I took off in what I hoped was the right direction and was joined by a 52 year old man who we will call V.  I owe the fact that I crossed the finish line completely to him, which is a little embarrassing.  He could easily have finished between 36 and 38 minutes, but chose to run with me because what was the point finishing way in front of everyone else?  He stuck with me the whole time, which was good, because it pushed me when I felt like crap but bad because I am not used to trying to converse while running hard!

Finished the first mile in 6:41, feeling so tired.  The next mile dropped to 6:54.  After that we stayed in the 6:40’s and I mostly stopped talking and ran behind V.  I wanted nothing more than to give up.  I wanted to sit down on the trail and cry.  Somewhere in there the mile times all blurred together.  None of them were fast enough or what I wanted.  I kept telling myself kind and positive things during the run (because at that point berating myself for being a sucky runner was really not going to help anyone), but overall it was a hard, draining, exhausting run.  I felt like I had nothing to draw on from the beginning and the running never felt good; not at the start and certainly not at the end.  It felt so bad to try to run fast that I actually took a pregnancy test the next day because I felt exactly like I did when I tried to do speedwork right after getting pregnant last time.  No cop out for me there, unfortunately.  I just had a slow and tiring run.
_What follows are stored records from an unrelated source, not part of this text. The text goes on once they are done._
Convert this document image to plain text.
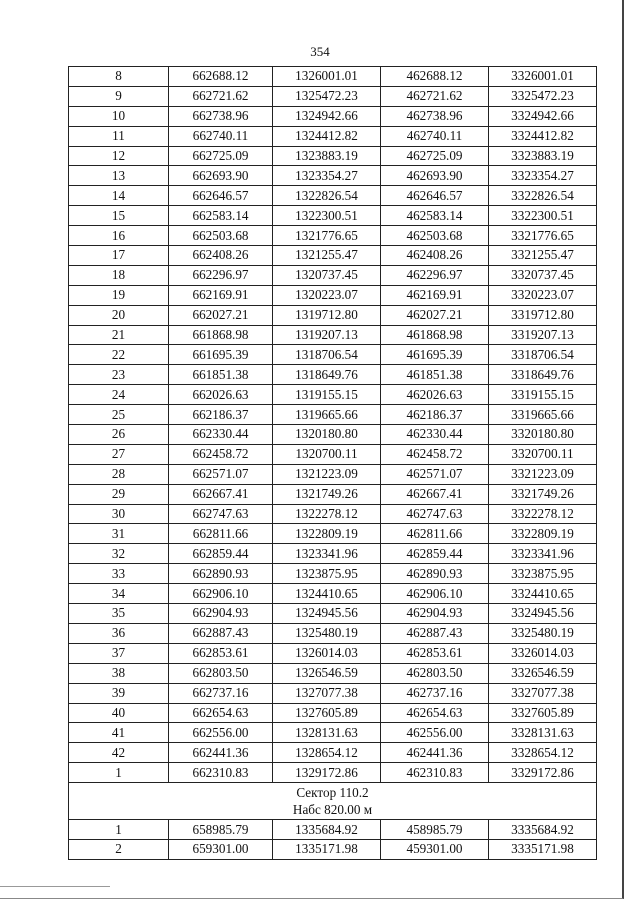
354
8	662688.12	1326001.01	462688.12	3326001.01
9	662721.62	1325472.23	462721.62	3325472.23
10	662738.96	1324942.66	462738.96	3324942.66
11	662740.11	1324412.82	462740.11	3324412.82
12	662725.09	1323883.19	462725.09	3323883.19
13	662693.90	1323354.27	462693.90	3323354.27
14	662646.57	1322826.54	462646.57	3322826.54
15	662583.14	1322300.51	462583.14	3322300.51
16	662503.68	1321776.65	462503.68	3321776.65
17	662408.26	1321255.47	462408.26	3321255.47
18	662296.97	1320737.45	462296.97	3320737.45
19	662169.91	1320223.07	462169.91	3320223.07
20	662027.21	1319712.80	462027.21	3319712.80
21	661868.98	1319207.13	461868.98	3319207.13
22	661695.39	1318706.54	461695.39	3318706.54
23	661851.38	1318649.76	461851.38	3318649.76
24	662026.63	1319155.15	462026.63	3319155.15
25	662186.37	1319665.66	462186.37	3319665.66
26	662330.44	1320180.80	462330.44	3320180.80
27	662458.72	1320700.11	462458.72	3320700.11
28	662571.07	1321223.09	462571.07	3321223.09
29	662667.41	1321749.26	462667.41	3321749.26
30	662747.63	1322278.12	462747.63	3322278.12
31	662811.66	1322809.19	462811.66	3322809.19
32	662859.44	1323341.96	462859.44	3323341.96
33	662890.93	1323875.95	462890.93	3323875.95
34	662906.10	1324410.65	462906.10	3324410.65
35	662904.93	1324945.56	462904.93	3324945.56
36	662887.43	1325480.19	462887.43	3325480.19
37	662853.61	1326014.03	462853.61	3326014.03
38	662803.50	1326546.59	462803.50	3326546.59
39	662737.16	1327077.38	462737.16	3327077.38
40	662654.63	1327605.89	462654.63	3327605.89
41	662556.00	1328131.63	462556.00	3328131.63
42	662441.36	1328654.12	462441.36	3328654.12
1	662310.83	1329172.86	462310.83	3329172.86

Сектор 110.2
Набс 820.00 м				

1	658985.79	1335684.92	458985.79	3335684.92
2	659301.00	1335171.98	459301.00	3335171.98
When V and I crossed the finish line (he let me go first, so I guess technically I “won”?) I had the overwhelming urge to throw up, which generally indicates that I ran hard.  I did my best to be happy and perky and attribute my finishing in 42 minutes to V (which was completely true).  Then we ran back to collect my husband who was walking with the stroller after hurting his leg.  After leaving, I brought my total mileage up to 10 for the day by running in the neighborhood a bit more so I would feel like I at least got a sort of long run in.

I hope that this 10K will become and annual event and that more people will come next time around.  Numbers would have been a good plan, so that cars driving by would have some idea that there was an organized event happening.  Also, some of the runners took a wrong turn off the trail and had to back track, so more volunteers and markers would be a good idea in the future as well.

So an average 6:46 pace for 6.2 miles.  In perspective, that is so much better than my times from several years ago, but as always, there is room for improvement!